A new hydrogen economy (dependent on carbon capture and storage technology) is at the heart of the North Sea Transition Deal, dreamed up by the industry body Oil and Gas UK, published by the UK government in March 2021 and endorsed by Holyrood. The transition deal aims at continuing extraction of oil and gas through to 2050 and beyond. It is a costly diversion. To be sure of cutting emissions with the speed that is required we need to phase out oil and gas and invest in proven technologies that are based on renewable energy sources.
Ed Matthew Associate Director at independent climate and energy think tank E3G says hydrogen is the wrong choice for heating homes. Blue hydrogen (manufactured from natural gas) needs CCS so would be massively expensive and keeps us hooked on gas. Green hydrogen (made by electrolysis using renewable electricity) is 4 times less efficient than using heat pumps. “Hydrogen is being pushed by the gas industry. Beware.” Dave Toke, reader in energy politics at Aberdeen University agrees. He calls it: “the start of one of the greatest pieces of greenwash that have been committed in the UK.”
Use
There is a place for hydrogen in a new sustainable economy. Hydrogen fuel cells supplied with green hydrogen are likely to be an integral part of a full decarbonised economy. Fuel cells work by using hydrogen to produce electricity which can then power a motor instead of using battery power, such as for electric vehicles.

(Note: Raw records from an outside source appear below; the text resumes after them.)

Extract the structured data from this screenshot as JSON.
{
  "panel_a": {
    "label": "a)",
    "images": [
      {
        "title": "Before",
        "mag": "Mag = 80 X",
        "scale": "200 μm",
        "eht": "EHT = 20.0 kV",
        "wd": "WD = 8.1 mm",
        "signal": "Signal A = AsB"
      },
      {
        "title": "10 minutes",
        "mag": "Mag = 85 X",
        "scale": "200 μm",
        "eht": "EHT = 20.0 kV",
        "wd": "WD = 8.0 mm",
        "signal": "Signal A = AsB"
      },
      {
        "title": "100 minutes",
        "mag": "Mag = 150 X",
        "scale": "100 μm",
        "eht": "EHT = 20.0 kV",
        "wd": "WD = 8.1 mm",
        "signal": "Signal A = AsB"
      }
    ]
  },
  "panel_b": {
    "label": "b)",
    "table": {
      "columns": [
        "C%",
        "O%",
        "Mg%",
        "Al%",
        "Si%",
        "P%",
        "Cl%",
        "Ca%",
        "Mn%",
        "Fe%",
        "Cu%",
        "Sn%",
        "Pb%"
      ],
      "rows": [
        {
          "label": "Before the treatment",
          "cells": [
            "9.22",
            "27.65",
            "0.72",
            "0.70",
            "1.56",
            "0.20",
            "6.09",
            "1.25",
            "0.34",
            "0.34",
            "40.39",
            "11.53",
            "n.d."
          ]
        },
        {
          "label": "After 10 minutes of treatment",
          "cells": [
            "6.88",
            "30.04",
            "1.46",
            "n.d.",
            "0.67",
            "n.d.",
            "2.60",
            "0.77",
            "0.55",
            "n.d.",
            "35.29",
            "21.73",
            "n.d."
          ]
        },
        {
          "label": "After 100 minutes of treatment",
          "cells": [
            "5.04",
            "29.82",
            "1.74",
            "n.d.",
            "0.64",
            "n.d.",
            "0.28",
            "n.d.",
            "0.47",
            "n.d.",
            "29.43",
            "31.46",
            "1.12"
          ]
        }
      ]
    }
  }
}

Hydrogen fuel cells are currently better suited than batteries for long distance transport and to transport heavy loads. There are likely to be applications in energy storage and in some very specialised processes that are difficult to decarbonise. Sea transport may be a case in point
Campaign
The main message of this briefing is that the hydrogen + CCS strategy is designed to maintain the profits of the big energy companies and will not achieve the cuts in carbon emissions that are needed. It puts profit before people and planet. There are alternatives that will work.
To decarbonise heat, we need retrofitted insulation, heat pumps and district heating schemes on a mass scale that can only be achieved by the public sector.
Firms producing filthy-dirty “grey” hydrogen must be required to take action to reduce the horrendous levels of greenhouse gas emissions they produce.
Hydrogen use must be limited to applications that are socially useful and don’t add to the climate crisis.